Take-away: Siri had the early advantage and is losing users and marketshare.

Alexa

Meanwhile, Amazon Alexa usage has been skyrocketing — jumping 325 percent in monthly active users — that is, from 0.8 million to 2.6 million monthly users, as its user engagement also increased from 10 percent to 22 percent during the same time frame of May 2016 to May 2017.

Amazon is dominating the Smart Speaker market. Using Prime Day as a mechanism to distribute product through promotion, they have a stronger channel into the home than Google.

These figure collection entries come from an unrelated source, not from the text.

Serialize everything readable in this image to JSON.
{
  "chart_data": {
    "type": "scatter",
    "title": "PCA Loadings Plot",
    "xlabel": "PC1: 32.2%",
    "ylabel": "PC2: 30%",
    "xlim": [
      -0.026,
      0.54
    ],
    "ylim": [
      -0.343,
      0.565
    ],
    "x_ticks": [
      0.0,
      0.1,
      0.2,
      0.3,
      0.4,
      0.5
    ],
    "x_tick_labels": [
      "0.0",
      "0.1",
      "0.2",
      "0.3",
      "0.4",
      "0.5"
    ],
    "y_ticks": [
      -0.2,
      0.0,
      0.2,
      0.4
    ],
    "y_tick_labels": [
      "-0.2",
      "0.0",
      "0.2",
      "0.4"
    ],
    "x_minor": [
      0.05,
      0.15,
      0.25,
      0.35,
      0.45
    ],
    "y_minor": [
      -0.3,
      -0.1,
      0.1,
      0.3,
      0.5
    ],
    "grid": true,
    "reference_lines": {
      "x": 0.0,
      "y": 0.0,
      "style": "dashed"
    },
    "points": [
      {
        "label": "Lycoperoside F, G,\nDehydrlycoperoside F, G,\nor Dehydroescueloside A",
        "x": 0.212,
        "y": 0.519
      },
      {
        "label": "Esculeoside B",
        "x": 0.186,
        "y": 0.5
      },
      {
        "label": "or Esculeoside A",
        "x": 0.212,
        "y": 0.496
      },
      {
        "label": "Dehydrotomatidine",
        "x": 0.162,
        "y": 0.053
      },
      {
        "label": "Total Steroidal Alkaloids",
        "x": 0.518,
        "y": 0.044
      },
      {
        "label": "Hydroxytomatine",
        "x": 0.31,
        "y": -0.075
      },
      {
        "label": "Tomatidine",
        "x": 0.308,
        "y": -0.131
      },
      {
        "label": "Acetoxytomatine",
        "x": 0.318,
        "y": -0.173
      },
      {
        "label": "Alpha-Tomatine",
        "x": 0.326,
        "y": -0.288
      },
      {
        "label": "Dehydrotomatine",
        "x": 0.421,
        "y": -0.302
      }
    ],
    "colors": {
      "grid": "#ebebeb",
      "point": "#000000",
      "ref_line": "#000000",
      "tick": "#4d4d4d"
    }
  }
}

Amazon’s Skills are apps for the smart assistant. The number of Skills available in the United States grew from 6,000 to 24,000 Skills December 2016 to December 2017. Similar to Apple in 2008 to 2010 when they were supporting the app store developers, Amazon has announced in March 2018 that they will enable a library of audio sounds to developers in order to spur activity on the platform. This is an arms race to see which platform (Amazon vs. Google) can achieve higher customer and developer adoption.

Take-away: Alexa is winning on three fronts (1) smart speaker market share, (2) developer contributions, and (3) user frequency of engagement.

Google Home

The device market share above points out a key trend: price point. The Echo Dot (March 2016) was released years after the original Echo (November 2014), however it is quickly gaining market share and is anticipated to become the most popular Echo device.

Google experienced the same trend as the Home (November 2016) was released before the Mini (October 2017) and is now the more popular of the two devices.

Take-away: The Google Home Mini ($49) is gaining adoption faster than the higher priced Google Home ($129). Google has doubled-down on their efforts to encroach on Amazon’s early lead.

Slack

Users can enter regular sentences to a chat-bot on Slack. Slack has hundreds of developer created chatbots. If a user typed “show me conferences in March”, the Slack service recognizes the intent to query for event data. Next, it understands that the search is by date. Furthermore, it translates “March” into a date range from 2018–03–01 to 2018–03–31. Utilizing Conversation dialog actions, the search request is routed as a query. The result data is post-processed and a text answer is returned to the Slack user.

The Slack App Directory includes a section “Bots” with 100s of apps for free installation.

Bots for Messenger

In the wake of the Cambridge Analytica scandal Facebook quietly announced Monday it is pausing its app review process, which means developers are no longer able to launch new apps or chatbots on the Facebook ecosystem. That abrupt halt, even if temporary, is a thudding blow to any app developer who had hoped to debut a new experience on Facebook this week.

Imagine hundreds of hours of work, tens to hundreds of thousands of dollars in investment capital, and dozens of clients disappearing at any given moment at the whim of a few lines of code” - Troy Osinoff, cofounder of digital agency JUICE, via Facebook post on March 28th, 2018.

Facebook Messenger appears to be a reasonably promising channel for distribution. With over 1.2 billion monthly active users, Messenger has enough of an audience to matter to marketers. And it has more than 100,000 bots and just as many developers as of April 19, 2017.